# [SOLVED] Hardware Monitoring/Load Monitoring CPU/GPU



## Fapguy (Oct 2, 2008)

As the title would suggest, I'm looking for a simple program that monitors/logs/shows CPU and GPU load over a few minutes, or perhaps even configurable to many hours or whatever, as long as it's capable of showing the past 2-5 minutes at least.

Though it would be a bonus if it was able to show standard GPU/CPU core temperatures aswell as GPU VRMs, none of this temp monitoring is necesarry :thumb: 

Thanks for your help! :smile:


----------



## Johnny1982 (Oct 15, 2010)

*Re: Hardware Monitoring/Load Monitoring CPU/GPU*

For CPU I'd use Coretemp and GPU-Z for your Graphics card.
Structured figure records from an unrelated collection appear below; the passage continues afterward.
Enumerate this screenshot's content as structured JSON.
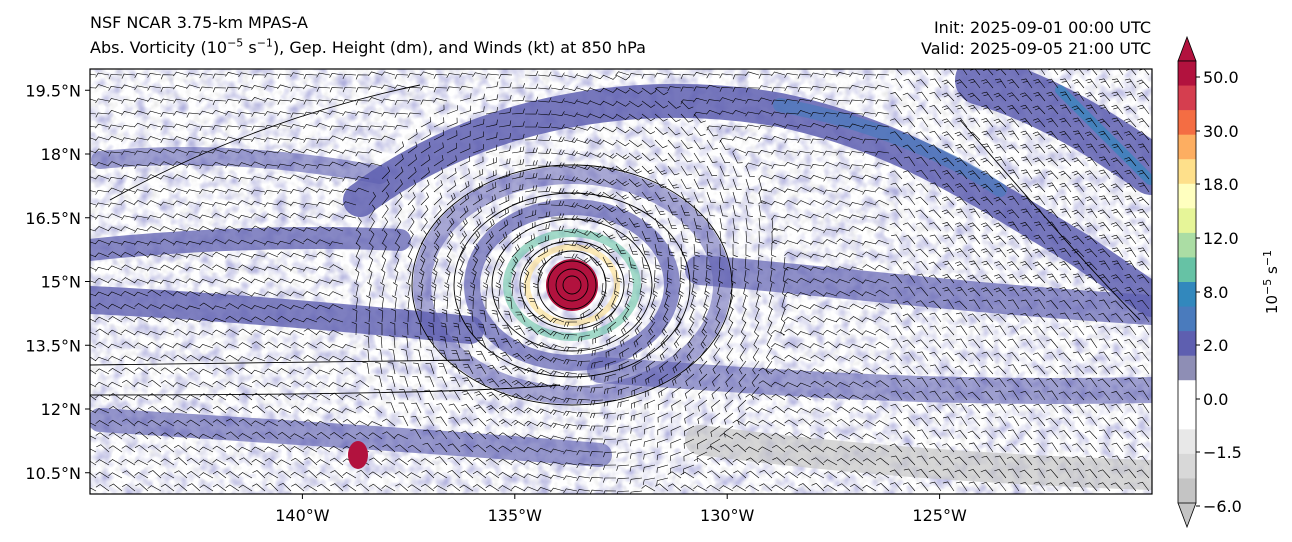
{
  "titles": {
    "left_line1": "NSF NCAR 3.75-km MPAS-A",
    "left_line2": {
      "prefix": "Abs. Vorticity (10",
      "sup1": "−5",
      "mid": " s",
      "sup2": "−1",
      "suffix": "), Gep. Height (dm), and Winds (kt) at 850 hPa"
    },
    "init": "Init: 2025-09-01 00:00 UTC",
    "valid": "Valid: 2025-09-05 21:00 UTC"
  },
  "map": {
    "lon_range": [
      -145,
      -120
    ],
    "lat_range": [
      10,
      20
    ],
    "lon_ticks": [
      {
        "value": -140,
        "label": "140°W"
      },
      {
        "value": -135,
        "label": "135°W"
      },
      {
        "value": -130,
        "label": "130°W"
      },
      {
        "value": -125,
        "label": "125°W"
      }
    ],
    "lat_ticks": [
      {
        "value": 19.5,
        "label": "19.5°N"
      },
      {
        "value": 18,
        "label": "18°N"
      },
      {
        "value": 16.5,
        "label": "16.5°N"
      },
      {
        "value": 15,
        "label": "15°N"
      },
      {
        "value": 13.5,
        "label": "13.5°N"
      },
      {
        "value": 12,
        "label": "12°N"
      },
      {
        "value": 10.5,
        "label": "10.5°N"
      }
    ],
    "cyclone_center": {
      "lon": -133.75,
      "lat": 14.85
    }
  },
  "colorbar": {
    "tick_labels": [
      "50.0",
      "30.0",
      "18.0",
      "12.0",
      "8.0",
      "2.0",
      "0.0",
      "−1.5",
      "−6.0"
    ],
    "label_base": "10",
    "label_sup1": "−5",
    "label_mid": " s",
    "label_sup2": "−1",
    "colors_top_to_bottom": [
      "#b2123e",
      "#d53e4f",
      "#f46d43",
      "#fdae61",
      "#fee08b",
      "#ffffbf",
      "#e6f598",
      "#abdda4",
      "#66c2a5",
      "#3288bd",
      "#4a7bbd",
      "#5e5fb0",
      "#8e8eb5",
      "#ffffff",
      "#ffffff",
      "#e8e8e8",
      "#d8d8d8",
      "#c4c4c4"
    ]
  }
}
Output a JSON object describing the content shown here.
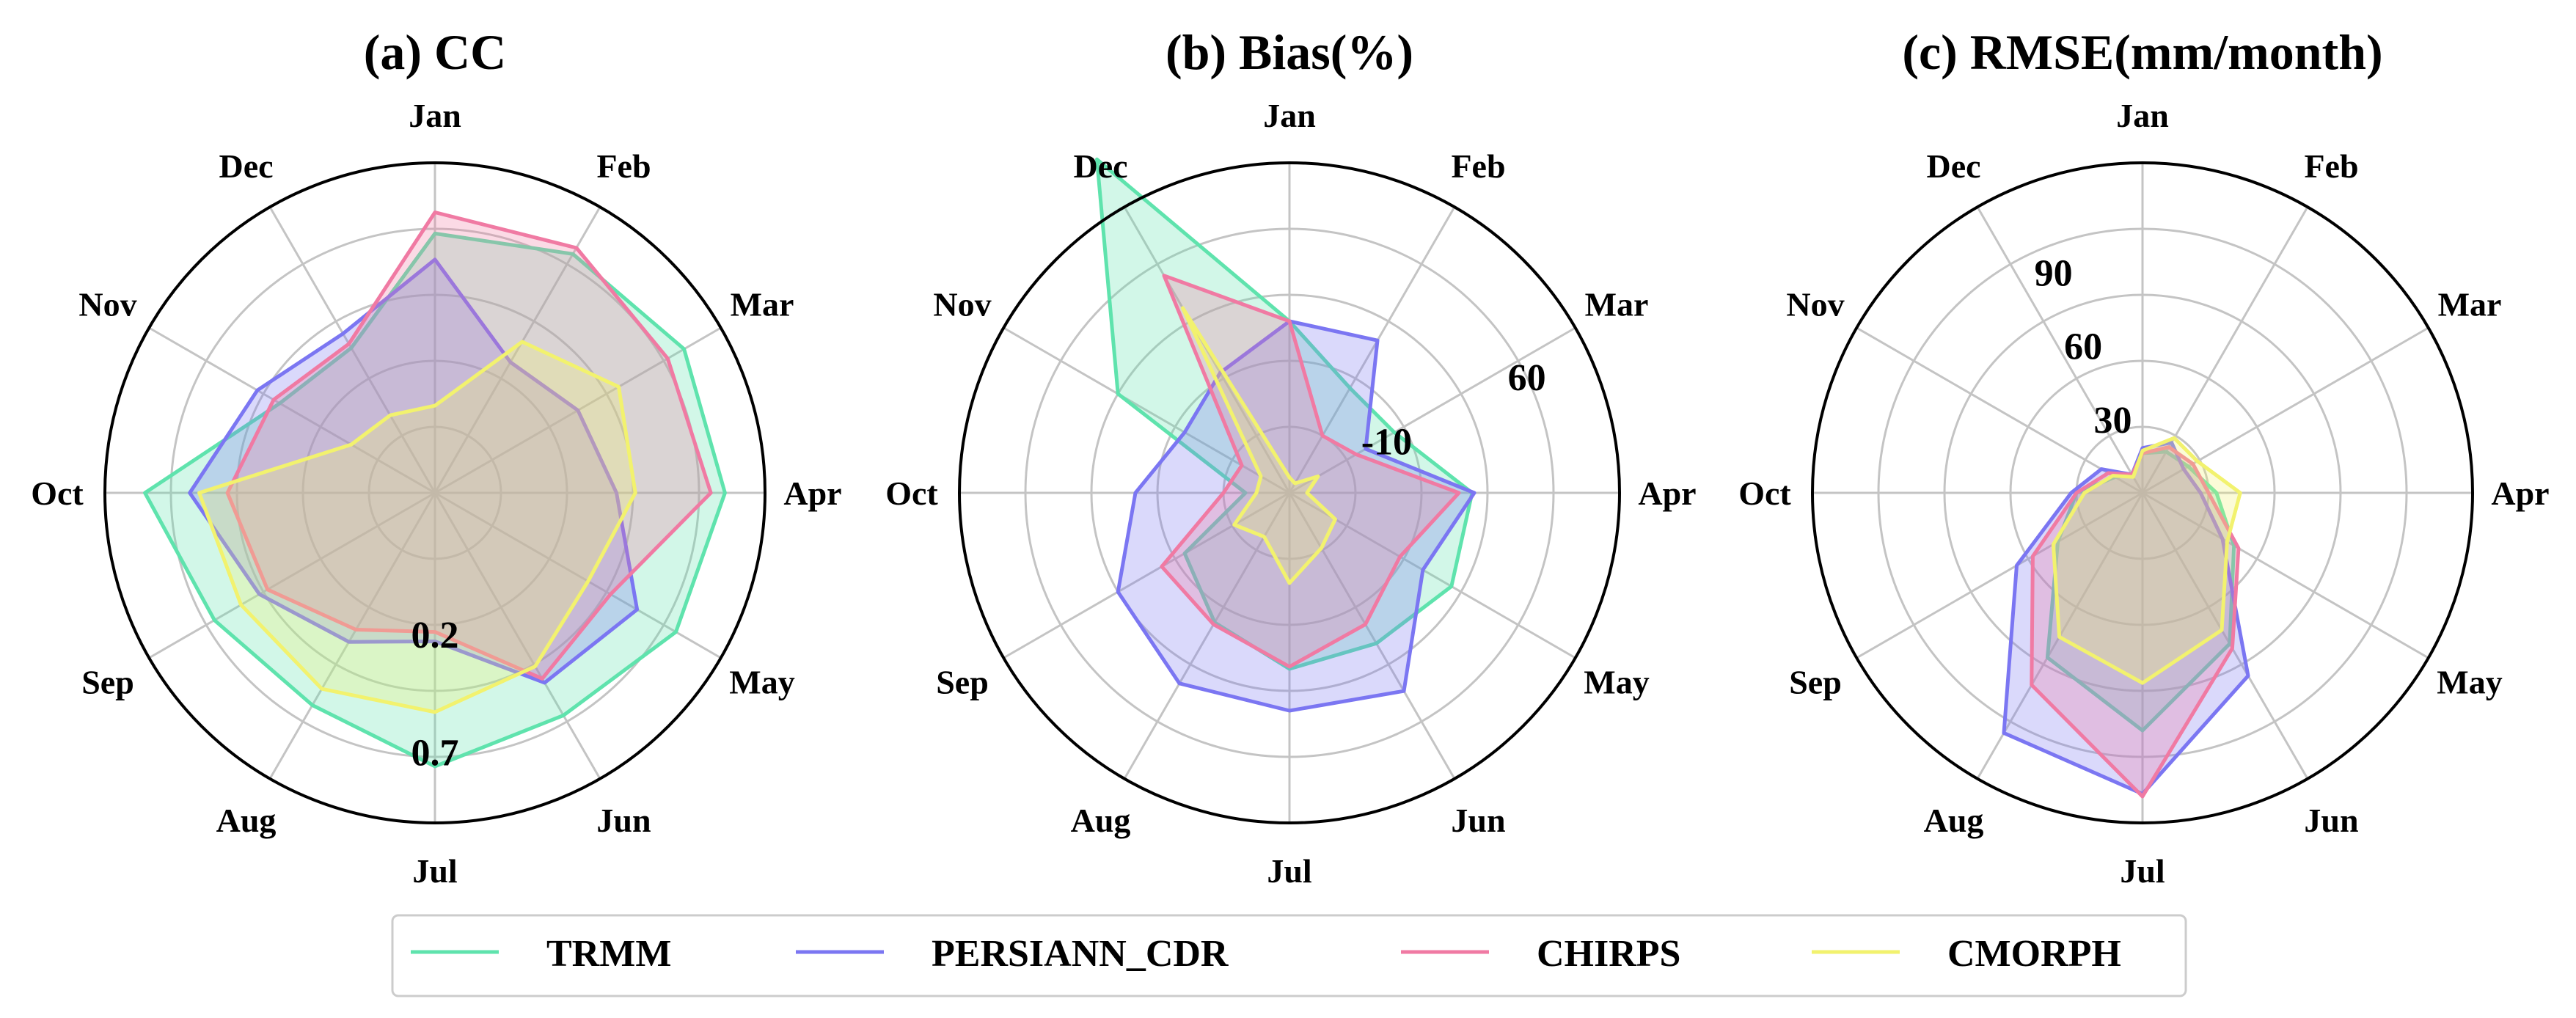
{
  "months": [
    "Jan",
    "Feb",
    "Mar",
    "Apr",
    "May",
    "Jun",
    "Jul",
    "Aug",
    "Sep",
    "Oct",
    "Nov",
    "Dec"
  ],
  "series_colors": {
    "TRMM": "#5fe3ad",
    "PERSIANN_CDR": "#7b76f2",
    "CHIRPS": "#f07aa3",
    "CMORPH": "#f2f26e"
  },
  "legend": [
    "TRMM",
    "PERSIANN_CDR",
    "CHIRPS",
    "CMORPH"
  ],
  "chart_data": [
    {
      "type": "radar",
      "title": "(a) CC",
      "rlim": [
        -0.4,
        1.0
      ],
      "radial_ticks": [
        "0.2",
        "0.7"
      ],
      "radial_tick_values": [
        0.2,
        0.7
      ],
      "grid": true,
      "categories": [
        "Jan",
        "Feb",
        "Mar",
        "Apr",
        "May",
        "Jun",
        "Jul",
        "Aug",
        "Sep",
        "Oct",
        "Nov",
        "Dec"
      ],
      "series": [
        {
          "name": "TRMM",
          "values": [
            0.7,
            0.77,
            0.82,
            0.83,
            0.78,
            0.69,
            0.76,
            0.64,
            0.68,
            0.83,
            0.36,
            0.31
          ]
        },
        {
          "name": "PERSIANN_CDR",
          "values": [
            0.59,
            0.24,
            0.3,
            0.37,
            0.59,
            0.53,
            0.23,
            0.33,
            0.46,
            0.64,
            0.47,
            0.38
          ]
        },
        {
          "name": "CHIRPS",
          "values": [
            0.79,
            0.8,
            0.74,
            0.77,
            0.46,
            0.51,
            0.19,
            0.27,
            0.42,
            0.48,
            0.39,
            0.33
          ]
        },
        {
          "name": "CMORPH",
          "values": [
            -0.03,
            0.34,
            0.5,
            0.45,
            0.35,
            0.45,
            0.53,
            0.56,
            0.55,
            0.6,
            0.01,
            -0.02
          ]
        }
      ]
    },
    {
      "type": "radar",
      "title": "(b) Bias(%)",
      "rlim": [
        -60,
        90
      ],
      "radial_ticks": [
        "-10",
        "60"
      ],
      "radial_tick_values": [
        -10,
        60
      ],
      "grid": true,
      "categories": [
        "Jan",
        "Feb",
        "Mar",
        "Apr",
        "May",
        "Jun",
        "Jul",
        "Aug",
        "Sep",
        "Oct",
        "Nov",
        "Dec"
      ],
      "series": [
        {
          "name": "TRMM",
          "values": [
            18,
            -5,
            -5,
            23,
            25,
            19,
            20,
            8,
            -5,
            -40,
            30,
            115
          ]
        },
        {
          "name": "PERSIANN_CDR",
          "values": [
            18,
            20,
            -20,
            24,
            10,
            44,
            39,
            40,
            30,
            10,
            -5,
            3
          ]
        },
        {
          "name": "CHIRPS",
          "values": [
            18,
            -30,
            -25,
            17,
            -2,
            9,
            19,
            9,
            7,
            -30,
            -35,
            54
          ]
        },
        {
          "name": "CMORPH",
          "values": [
            -53,
            -55,
            -45,
            -52,
            -36,
            -31,
            -19,
            -37,
            -31,
            -45,
            -45,
            37
          ]
        }
      ]
    },
    {
      "type": "radar",
      "title": "(c) RMSE(mm/month)",
      "rlim": [
        0,
        125
      ],
      "radial_ticks": [
        "30",
        "60",
        "90"
      ],
      "radial_tick_values": [
        30,
        60,
        90
      ],
      "grid": true,
      "categories": [
        "Jan",
        "Feb",
        "Mar",
        "Apr",
        "May",
        "Jun",
        "Jul",
        "Aug",
        "Sep",
        "Oct",
        "Nov",
        "Dec"
      ],
      "series": [
        {
          "name": "TRMM",
          "values": [
            15,
            18,
            20,
            28,
            40,
            66,
            90,
            72,
            37,
            25,
            12,
            8
          ]
        },
        {
          "name": "PERSIANN_CDR",
          "values": [
            17,
            22,
            18,
            22,
            35,
            80,
            114,
            105,
            55,
            27,
            18,
            8
          ]
        },
        {
          "name": "CHIRPS",
          "values": [
            15,
            20,
            22,
            25,
            42,
            68,
            115,
            84,
            48,
            25,
            15,
            8
          ]
        },
        {
          "name": "CMORPH",
          "values": [
            16,
            24,
            24,
            37,
            37,
            60,
            72,
            63,
            39,
            22,
            13,
            7
          ]
        }
      ]
    }
  ]
}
Both have logging features that log to a .txt file which is easy to read.


----------



## Fapguy (Oct 2, 2008)

*Re: Hardware Monitoring/Load Monitoring CPU/GPU*



Johnny1982 said:


> GPU-Z for your Graphics card. Both have logging features that log to a .txt file which is easy to read.





I guess I am blind, since I have GPU-Z already.

Hah, uhm... right, thanks!!


----------